Doppelt so viele Alkohol-Leichen

Bei den restlichen Teilnehmern der Besprechung, meist Wagenbauer, fand Eisele Zustimmung. Sie beklagten sich zum Teil erheblich darüber, dass Polizei, Landratsamt und Stadt den Druck auf sie erhöhten. Michael Maier, im Zugkomitee für die Organisation zuständig, berichtete von sehr deutlicher Kritik seitens der Stadt. Da kamen Vorfälle zur Sprache wie etwa zwei aktenkundige Schlägereien und eine doppelt so hohe Zahl an Menschen, die wegen hohem Alkoholkonsum behandelt werden mussten. Von 34 im Jahr 2017 sei die Zahl im Vorjahr auf 68 gestiegen, gab Maier an. Die Behörden begutachteten sogar Videos im Internet. Das Internet-Portal YouTube erwies sich gar als Beweisquelle.

Die Stadt kritisierte außerdem, dass die Lautstärke auf einigen Wagen zu hoch sei. Die will man mit der Anordnung in den Griff bekommen, die Lautsprecherboxen nicht mehr in Richtung Zuschauer ausrichten zu lassen. In Leserbriefen im Tagblatt, die Maier zitierte, war vom Versagen des Zugkomitees die Rede, weil es keinen familienfreundlichen Fasching mehr organisieren könne.

Vorwürfe, denen man begegnen will – auch wegen des Drucks von Landratsamt und Stadt.

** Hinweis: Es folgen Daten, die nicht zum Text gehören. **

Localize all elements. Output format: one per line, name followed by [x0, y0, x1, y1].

So muss die im Vorjahr ermittelte Zahl von 51 Wagen zwingend reduziert werden. Zunächst war seitens der Kreisbehörde die Zahl auf 25 beschränkt worden. Mittlerweile geht man beim Zugkomitee davon aus, dass man das etwas lockerer handhaben könne. Anmeldungen würden trotzdem gleich ausgesiebt. Eines der Entscheidungskriterien wird laut Organisationsleiter Maier sein: „Wer sich im Vorjahr deutlich daneben benommen hat, ist raus.“ Dank der Internetportale könne da relativ leicht entschieden werden.

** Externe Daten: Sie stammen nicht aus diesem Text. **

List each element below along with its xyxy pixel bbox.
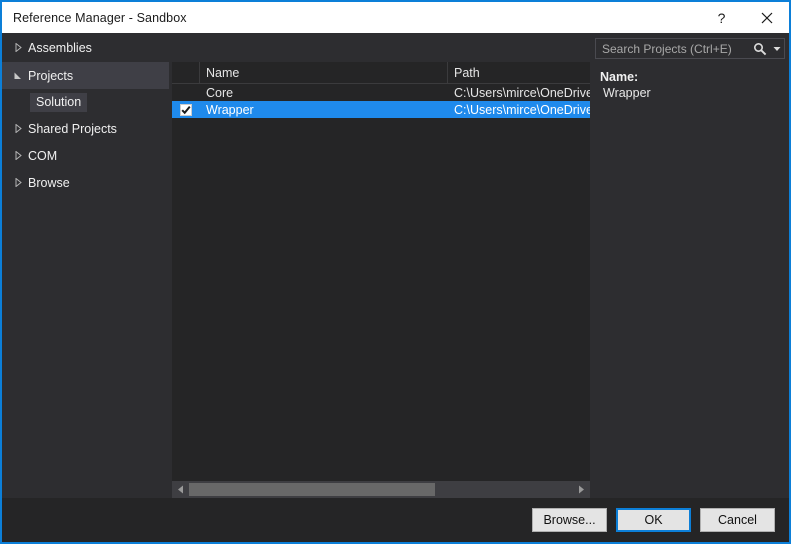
detail-panel: Name: Wrapper bbox=[590, 62, 789, 498]
top-strip: Assemblies Search Projects (Ctrl+E) bbox=[2, 33, 789, 62]
reference-manager-dialog: Reference Manager - Sandbox ? Assemblies bbox=[0, 0, 791, 544]
dialog-footer: Browse... OK Cancel bbox=[2, 498, 789, 542]
main-area: Projects Solution Shared Projects COM Br… bbox=[2, 62, 789, 498]
sidebar-item-projects[interactable]: Projects bbox=[2, 62, 169, 89]
list-header: Name Path bbox=[172, 62, 590, 84]
sidebar-item-projects-label: Projects bbox=[28, 68, 74, 83]
chevron-right-icon bbox=[10, 178, 26, 187]
table-row[interactable]: Core C:\Users\mirce\OneDrive bbox=[172, 84, 590, 101]
titlebar-buttons: ? bbox=[699, 2, 789, 33]
sidebar-item-assemblies-label: Assemblies bbox=[28, 40, 92, 55]
sidebar-item-com-label: COM bbox=[28, 148, 58, 163]
chevron-down-icon[interactable] bbox=[770, 46, 784, 52]
row-path-core: C:\Users\mirce\OneDrive bbox=[454, 85, 590, 100]
row-name-core: Core bbox=[206, 85, 234, 100]
dialog-content: Assemblies Search Projects (Ctrl+E) Proj… bbox=[2, 33, 789, 542]
chevron-down-expanded-icon bbox=[10, 72, 26, 80]
titlebar: Reference Manager - Sandbox ? bbox=[2, 2, 789, 33]
list-body: Core C:\Users\mirce\OneDrive Wrapper C:\… bbox=[172, 84, 590, 481]
sidebar-item-browse[interactable]: Browse bbox=[2, 169, 169, 196]
sidebar-item-browse-label: Browse bbox=[28, 175, 70, 190]
column-header-checkbox[interactable] bbox=[172, 62, 200, 83]
scrollbar-track[interactable] bbox=[189, 481, 573, 498]
window-title: Reference Manager - Sandbox bbox=[13, 10, 187, 25]
ok-button[interactable]: OK bbox=[616, 508, 691, 532]
cancel-button[interactable]: Cancel bbox=[700, 508, 775, 532]
sidebar-item-shared-projects-label: Shared Projects bbox=[28, 121, 117, 136]
chevron-right-icon bbox=[10, 151, 26, 160]
chevron-right-icon bbox=[10, 43, 26, 52]
search-box[interactable]: Search Projects (Ctrl+E) bbox=[595, 38, 785, 59]
sidebar-item-assemblies[interactable]: Assemblies bbox=[2, 33, 587, 62]
search-input[interactable]: Search Projects (Ctrl+E) bbox=[596, 42, 750, 56]
question-mark-icon: ? bbox=[717, 9, 726, 26]
close-button[interactable] bbox=[744, 2, 789, 33]
scroll-right-button[interactable] bbox=[573, 481, 590, 498]
row-checkbox-core[interactable] bbox=[172, 84, 200, 101]
column-header-name[interactable]: Name bbox=[200, 62, 448, 83]
scroll-left-button[interactable] bbox=[172, 481, 189, 498]
chevron-right-icon bbox=[10, 124, 26, 133]
row-name-wrapper: Wrapper bbox=[206, 102, 254, 117]
scrollbar-thumb[interactable] bbox=[189, 483, 435, 496]
row-path-wrapper: C:\Users\mirce\OneDrive bbox=[454, 102, 590, 117]
table-row[interactable]: Wrapper C:\Users\mirce\OneDrive bbox=[172, 101, 590, 118]
browse-button[interactable]: Browse... bbox=[532, 508, 607, 532]
detail-name-label: Name: bbox=[600, 70, 639, 84]
sidebar-item-solution-label: Solution bbox=[30, 92, 88, 112]
detail-name-value: Wrapper bbox=[603, 86, 651, 100]
row-checkbox-wrapper[interactable] bbox=[172, 101, 200, 118]
sidebar-item-com[interactable]: COM bbox=[2, 142, 169, 169]
horizontal-scrollbar[interactable] bbox=[172, 481, 590, 498]
checkbox-unchecked-icon bbox=[180, 87, 192, 99]
help-button[interactable]: ? bbox=[699, 2, 744, 33]
close-icon bbox=[761, 12, 772, 23]
reference-list-panel: Name Path Core C:\Users\mirce\OneDrive W… bbox=[172, 62, 590, 498]
checkbox-checked-icon bbox=[180, 103, 192, 116]
sidebar-item-solution[interactable]: Solution bbox=[2, 89, 169, 115]
search-icon[interactable] bbox=[750, 42, 770, 56]
column-header-path[interactable]: Path bbox=[448, 62, 590, 83]
sidebar-item-shared-projects[interactable]: Shared Projects bbox=[2, 115, 169, 142]
category-tree: Projects Solution Shared Projects COM Br… bbox=[2, 62, 169, 498]
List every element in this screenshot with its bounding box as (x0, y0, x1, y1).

Komitee will um den Zug kämpfen

Trotz der negativen Punkte, ist eines aber auch klar: Das Zugkomitee will um den Fasching und den guten Kontakt zu Stadt sowie Hilfsdiensten kämpfen. Noch werden Müll und Scherben durch die Kommune unentgeltlich beseitigt, außerdem sichert die Feuerwehr den Gaudiwurm ab. „Das dürfen wir uns durch ein paar Dumme nicht kaputt machen lassen“, so Hans Krämer, der Vorsitzende des Zugkomitees.

Unterstützung fand er bei Hannes Haschka vom Gernlindener Ortskartell, das ebenfalls immer stärker werdende Auswüchse bei Zuschauern bemerkt hat. Haschka appellierte an die Zugteilnehmer: „Wir müssen Vorbild sein.“ Wenn man Alkohol und Lautstärke nicht in den Griff bekäme, sei beim Fasching und beim größten Umzug Oberbayerns der Ofen bald aus.

Von Seiten des Olchinger Komitees würde man sich da auch mehr Unterstützung mancher Einzelhandelsketten wünschen. Die Stände am Zug würden sich in Bezug auf Alkohol an die Auflagen halten. Das nütze aber nichts, wenn eine Konzernleitung entscheidet, ihre Filiale offenzuhalten. Dann würden sich die Leute eben dort mit harten Sachen eindecken.